Sometimes it is good to use offshore companies

Sometimes it makes sense to use an offshore registered company to carry out UK trading and investment activities.Even though such a company is likely to end up being subject to UK corporation tax this does not stop it being a non-UK asset for the purposes of UK inheritance tax.

Inheritance Tax Recap (Recap 1)

  • Individuals are generally subject to UK IHT on any UK situs assets that they own on death – irrespective of domicile position.

Non-UK Domiciled Recap (Recap 2)

  • UK resident, non-domiciled individuals can receive dividends from non-UK tax resident companies on which they only pay tax on a remittance basis (but they may have to pay a remittance basis charge).


Using offshore companies to carry out UK trading and investment activities will prevent the companies comprising UK assets in Recap 1 and potentially mitigate IHT.

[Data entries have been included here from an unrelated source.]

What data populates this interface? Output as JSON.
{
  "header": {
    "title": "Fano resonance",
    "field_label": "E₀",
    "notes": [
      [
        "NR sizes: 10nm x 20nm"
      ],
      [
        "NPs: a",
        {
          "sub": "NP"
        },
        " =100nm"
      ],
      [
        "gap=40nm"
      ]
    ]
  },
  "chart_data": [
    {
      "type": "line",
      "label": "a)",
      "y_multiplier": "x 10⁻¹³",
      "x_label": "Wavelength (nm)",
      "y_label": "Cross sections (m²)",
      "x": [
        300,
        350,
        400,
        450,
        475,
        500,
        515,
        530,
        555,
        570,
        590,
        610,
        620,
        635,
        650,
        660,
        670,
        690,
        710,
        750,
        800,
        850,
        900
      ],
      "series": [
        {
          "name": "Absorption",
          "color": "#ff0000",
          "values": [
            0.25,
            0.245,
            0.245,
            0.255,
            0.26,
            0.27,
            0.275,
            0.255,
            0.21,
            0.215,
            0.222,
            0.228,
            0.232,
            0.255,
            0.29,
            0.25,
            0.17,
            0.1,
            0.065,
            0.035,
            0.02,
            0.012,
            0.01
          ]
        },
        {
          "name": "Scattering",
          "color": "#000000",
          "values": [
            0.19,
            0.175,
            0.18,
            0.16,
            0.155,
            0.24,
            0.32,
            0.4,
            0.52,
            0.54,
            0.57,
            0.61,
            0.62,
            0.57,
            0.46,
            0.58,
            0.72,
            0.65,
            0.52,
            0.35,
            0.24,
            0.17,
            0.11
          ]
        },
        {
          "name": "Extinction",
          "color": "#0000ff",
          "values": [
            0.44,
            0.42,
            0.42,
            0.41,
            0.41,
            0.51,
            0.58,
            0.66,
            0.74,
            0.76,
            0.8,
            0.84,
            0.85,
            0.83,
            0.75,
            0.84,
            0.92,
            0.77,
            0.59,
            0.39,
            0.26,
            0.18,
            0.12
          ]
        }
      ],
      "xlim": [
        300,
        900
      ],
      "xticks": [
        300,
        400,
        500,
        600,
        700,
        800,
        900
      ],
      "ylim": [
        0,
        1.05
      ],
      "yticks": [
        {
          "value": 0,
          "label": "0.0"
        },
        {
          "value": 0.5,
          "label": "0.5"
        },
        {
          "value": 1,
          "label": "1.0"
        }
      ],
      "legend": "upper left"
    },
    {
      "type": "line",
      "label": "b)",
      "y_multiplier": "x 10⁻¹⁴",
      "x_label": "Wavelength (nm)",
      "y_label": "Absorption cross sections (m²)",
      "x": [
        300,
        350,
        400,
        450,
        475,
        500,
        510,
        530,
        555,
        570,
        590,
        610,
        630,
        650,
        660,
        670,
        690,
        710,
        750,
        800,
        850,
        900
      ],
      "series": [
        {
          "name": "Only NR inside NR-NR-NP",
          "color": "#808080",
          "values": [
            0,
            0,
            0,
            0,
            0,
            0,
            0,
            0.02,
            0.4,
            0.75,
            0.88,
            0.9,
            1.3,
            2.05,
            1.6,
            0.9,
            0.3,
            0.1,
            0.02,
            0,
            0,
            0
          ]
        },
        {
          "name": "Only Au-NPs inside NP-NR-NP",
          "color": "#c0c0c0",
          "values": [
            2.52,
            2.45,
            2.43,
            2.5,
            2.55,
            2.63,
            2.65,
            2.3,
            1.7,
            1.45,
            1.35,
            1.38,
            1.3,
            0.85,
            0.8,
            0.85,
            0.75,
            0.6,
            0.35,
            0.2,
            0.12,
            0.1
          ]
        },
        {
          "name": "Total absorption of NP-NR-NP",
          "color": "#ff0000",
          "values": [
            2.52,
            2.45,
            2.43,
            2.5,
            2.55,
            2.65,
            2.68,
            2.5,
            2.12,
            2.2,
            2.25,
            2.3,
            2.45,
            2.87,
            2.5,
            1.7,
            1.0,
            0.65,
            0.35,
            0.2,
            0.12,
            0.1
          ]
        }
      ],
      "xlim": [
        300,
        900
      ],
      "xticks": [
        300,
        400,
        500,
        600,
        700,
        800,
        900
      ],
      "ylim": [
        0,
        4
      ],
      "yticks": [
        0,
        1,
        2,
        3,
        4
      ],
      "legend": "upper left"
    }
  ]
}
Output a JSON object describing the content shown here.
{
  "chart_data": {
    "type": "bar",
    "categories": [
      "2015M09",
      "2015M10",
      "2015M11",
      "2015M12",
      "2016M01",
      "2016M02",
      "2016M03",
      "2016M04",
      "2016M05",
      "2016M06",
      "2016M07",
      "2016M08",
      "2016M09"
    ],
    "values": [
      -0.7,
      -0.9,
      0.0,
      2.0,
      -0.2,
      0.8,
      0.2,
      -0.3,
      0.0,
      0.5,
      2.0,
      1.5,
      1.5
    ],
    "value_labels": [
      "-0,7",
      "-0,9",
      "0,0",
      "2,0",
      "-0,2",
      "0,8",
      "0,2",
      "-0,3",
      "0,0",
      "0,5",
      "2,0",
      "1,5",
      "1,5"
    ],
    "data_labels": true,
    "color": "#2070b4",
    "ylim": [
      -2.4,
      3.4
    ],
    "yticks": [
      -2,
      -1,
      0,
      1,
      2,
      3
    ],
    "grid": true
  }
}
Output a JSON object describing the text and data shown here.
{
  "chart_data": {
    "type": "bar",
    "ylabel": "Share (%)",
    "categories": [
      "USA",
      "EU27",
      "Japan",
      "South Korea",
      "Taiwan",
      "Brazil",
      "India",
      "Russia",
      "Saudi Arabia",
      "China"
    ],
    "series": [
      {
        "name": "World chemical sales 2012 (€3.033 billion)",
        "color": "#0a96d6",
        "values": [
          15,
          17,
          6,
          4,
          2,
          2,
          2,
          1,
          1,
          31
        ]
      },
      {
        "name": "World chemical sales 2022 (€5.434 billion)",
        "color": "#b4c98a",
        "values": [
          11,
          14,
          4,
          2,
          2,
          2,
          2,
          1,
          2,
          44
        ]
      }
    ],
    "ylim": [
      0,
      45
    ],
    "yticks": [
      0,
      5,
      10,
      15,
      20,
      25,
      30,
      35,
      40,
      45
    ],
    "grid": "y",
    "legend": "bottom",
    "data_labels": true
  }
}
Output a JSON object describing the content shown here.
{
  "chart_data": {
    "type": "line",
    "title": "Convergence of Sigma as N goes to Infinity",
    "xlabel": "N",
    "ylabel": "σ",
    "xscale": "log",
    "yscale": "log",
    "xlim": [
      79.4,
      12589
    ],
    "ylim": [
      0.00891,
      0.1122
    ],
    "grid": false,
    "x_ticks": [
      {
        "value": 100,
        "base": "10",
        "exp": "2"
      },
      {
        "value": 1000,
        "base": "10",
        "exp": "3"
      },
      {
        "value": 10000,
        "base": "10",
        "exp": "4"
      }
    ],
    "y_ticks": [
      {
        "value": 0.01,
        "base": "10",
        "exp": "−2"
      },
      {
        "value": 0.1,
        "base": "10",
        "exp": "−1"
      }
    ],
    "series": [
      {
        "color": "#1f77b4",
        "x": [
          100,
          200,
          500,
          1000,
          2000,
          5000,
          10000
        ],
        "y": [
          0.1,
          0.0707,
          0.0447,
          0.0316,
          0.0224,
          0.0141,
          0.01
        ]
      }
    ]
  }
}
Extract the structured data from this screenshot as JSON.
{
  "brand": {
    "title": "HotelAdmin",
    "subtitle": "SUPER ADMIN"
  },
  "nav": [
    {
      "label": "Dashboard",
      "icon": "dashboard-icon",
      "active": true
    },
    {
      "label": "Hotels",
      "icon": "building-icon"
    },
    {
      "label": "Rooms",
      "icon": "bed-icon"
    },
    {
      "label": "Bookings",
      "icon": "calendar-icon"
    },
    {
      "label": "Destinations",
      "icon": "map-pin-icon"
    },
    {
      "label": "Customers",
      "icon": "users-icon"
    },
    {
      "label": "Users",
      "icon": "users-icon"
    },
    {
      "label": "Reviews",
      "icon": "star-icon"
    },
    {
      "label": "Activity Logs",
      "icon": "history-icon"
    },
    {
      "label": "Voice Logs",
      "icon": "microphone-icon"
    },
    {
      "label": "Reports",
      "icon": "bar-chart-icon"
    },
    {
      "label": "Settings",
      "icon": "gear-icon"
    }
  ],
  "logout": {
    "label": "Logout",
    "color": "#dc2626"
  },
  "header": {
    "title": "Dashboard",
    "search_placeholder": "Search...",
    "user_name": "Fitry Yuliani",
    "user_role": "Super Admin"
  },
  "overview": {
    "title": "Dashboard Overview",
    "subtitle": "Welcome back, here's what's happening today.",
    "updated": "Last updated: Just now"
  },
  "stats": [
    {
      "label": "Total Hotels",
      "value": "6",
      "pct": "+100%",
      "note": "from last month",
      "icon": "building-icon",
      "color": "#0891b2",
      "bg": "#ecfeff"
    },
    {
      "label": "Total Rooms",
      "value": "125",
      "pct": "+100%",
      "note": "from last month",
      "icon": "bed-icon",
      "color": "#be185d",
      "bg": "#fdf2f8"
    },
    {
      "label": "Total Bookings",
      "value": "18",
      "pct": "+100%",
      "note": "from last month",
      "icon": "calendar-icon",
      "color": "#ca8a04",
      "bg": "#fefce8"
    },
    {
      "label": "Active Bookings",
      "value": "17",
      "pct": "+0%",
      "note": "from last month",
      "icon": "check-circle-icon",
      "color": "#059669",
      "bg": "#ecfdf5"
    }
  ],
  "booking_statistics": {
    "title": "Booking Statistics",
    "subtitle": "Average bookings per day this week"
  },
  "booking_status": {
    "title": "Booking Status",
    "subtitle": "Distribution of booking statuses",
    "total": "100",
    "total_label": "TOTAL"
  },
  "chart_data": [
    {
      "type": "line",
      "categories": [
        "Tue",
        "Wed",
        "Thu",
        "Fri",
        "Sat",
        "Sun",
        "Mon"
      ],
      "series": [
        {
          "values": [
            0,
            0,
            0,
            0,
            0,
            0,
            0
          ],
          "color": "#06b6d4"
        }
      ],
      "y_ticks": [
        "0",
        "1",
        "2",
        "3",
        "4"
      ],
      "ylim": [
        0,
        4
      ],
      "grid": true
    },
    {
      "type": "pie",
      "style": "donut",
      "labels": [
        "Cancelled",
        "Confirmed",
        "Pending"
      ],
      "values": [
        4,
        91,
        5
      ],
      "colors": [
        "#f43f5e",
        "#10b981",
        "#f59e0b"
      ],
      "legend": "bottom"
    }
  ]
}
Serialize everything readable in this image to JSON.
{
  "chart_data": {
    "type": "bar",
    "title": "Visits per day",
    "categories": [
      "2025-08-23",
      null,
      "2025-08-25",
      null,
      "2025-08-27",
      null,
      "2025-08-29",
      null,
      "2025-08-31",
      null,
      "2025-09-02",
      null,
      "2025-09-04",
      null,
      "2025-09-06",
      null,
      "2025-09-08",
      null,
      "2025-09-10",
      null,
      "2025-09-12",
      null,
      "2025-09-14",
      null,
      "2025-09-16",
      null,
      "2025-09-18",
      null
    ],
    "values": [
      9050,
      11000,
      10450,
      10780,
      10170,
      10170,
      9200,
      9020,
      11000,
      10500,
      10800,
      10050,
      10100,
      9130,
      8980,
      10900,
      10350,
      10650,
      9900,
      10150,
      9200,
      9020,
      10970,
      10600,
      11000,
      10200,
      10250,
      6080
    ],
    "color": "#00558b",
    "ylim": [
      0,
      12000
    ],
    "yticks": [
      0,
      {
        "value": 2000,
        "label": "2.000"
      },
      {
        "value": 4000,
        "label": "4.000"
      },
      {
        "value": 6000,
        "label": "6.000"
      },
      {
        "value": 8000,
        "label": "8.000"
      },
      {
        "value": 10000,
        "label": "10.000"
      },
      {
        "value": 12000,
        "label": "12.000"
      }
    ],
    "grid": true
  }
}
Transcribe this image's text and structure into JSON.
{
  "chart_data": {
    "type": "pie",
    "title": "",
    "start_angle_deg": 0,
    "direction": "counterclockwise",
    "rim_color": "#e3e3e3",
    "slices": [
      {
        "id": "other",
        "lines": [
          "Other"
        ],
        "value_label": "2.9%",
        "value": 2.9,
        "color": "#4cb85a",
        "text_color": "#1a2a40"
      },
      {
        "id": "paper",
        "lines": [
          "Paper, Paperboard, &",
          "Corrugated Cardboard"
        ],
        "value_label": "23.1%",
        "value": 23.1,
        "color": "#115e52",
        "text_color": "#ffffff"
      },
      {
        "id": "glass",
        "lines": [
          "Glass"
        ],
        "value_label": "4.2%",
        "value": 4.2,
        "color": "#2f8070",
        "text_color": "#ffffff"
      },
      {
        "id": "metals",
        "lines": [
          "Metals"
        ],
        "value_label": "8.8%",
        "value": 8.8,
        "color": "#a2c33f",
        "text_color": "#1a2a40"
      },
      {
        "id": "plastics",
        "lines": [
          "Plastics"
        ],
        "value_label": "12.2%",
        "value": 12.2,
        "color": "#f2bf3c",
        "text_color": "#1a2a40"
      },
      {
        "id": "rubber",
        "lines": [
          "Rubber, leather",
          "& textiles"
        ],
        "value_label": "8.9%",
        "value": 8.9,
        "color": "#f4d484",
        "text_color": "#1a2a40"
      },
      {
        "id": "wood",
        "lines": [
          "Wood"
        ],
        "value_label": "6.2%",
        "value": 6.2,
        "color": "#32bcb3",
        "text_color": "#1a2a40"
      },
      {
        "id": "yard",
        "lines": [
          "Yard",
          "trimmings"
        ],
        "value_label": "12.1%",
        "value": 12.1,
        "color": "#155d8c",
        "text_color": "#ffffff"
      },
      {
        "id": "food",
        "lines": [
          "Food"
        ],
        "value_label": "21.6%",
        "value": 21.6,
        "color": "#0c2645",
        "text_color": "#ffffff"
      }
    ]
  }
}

There is, however, a common misconception that using an offshore company will mean that any dividends which are paid from it will have a non-UK source. This is incorrect. Dividends will only have a non-UK source in cases where the company is not UK tax resident. This will usually be the case where it can be shown that central management and control takes place outside the UK. In cases where this is viable there may therefore also be income tax advantages.

The take home message is that it is not always appropriate from a tax perspective to use UK registered companies to undertake commercial activities based in the UK.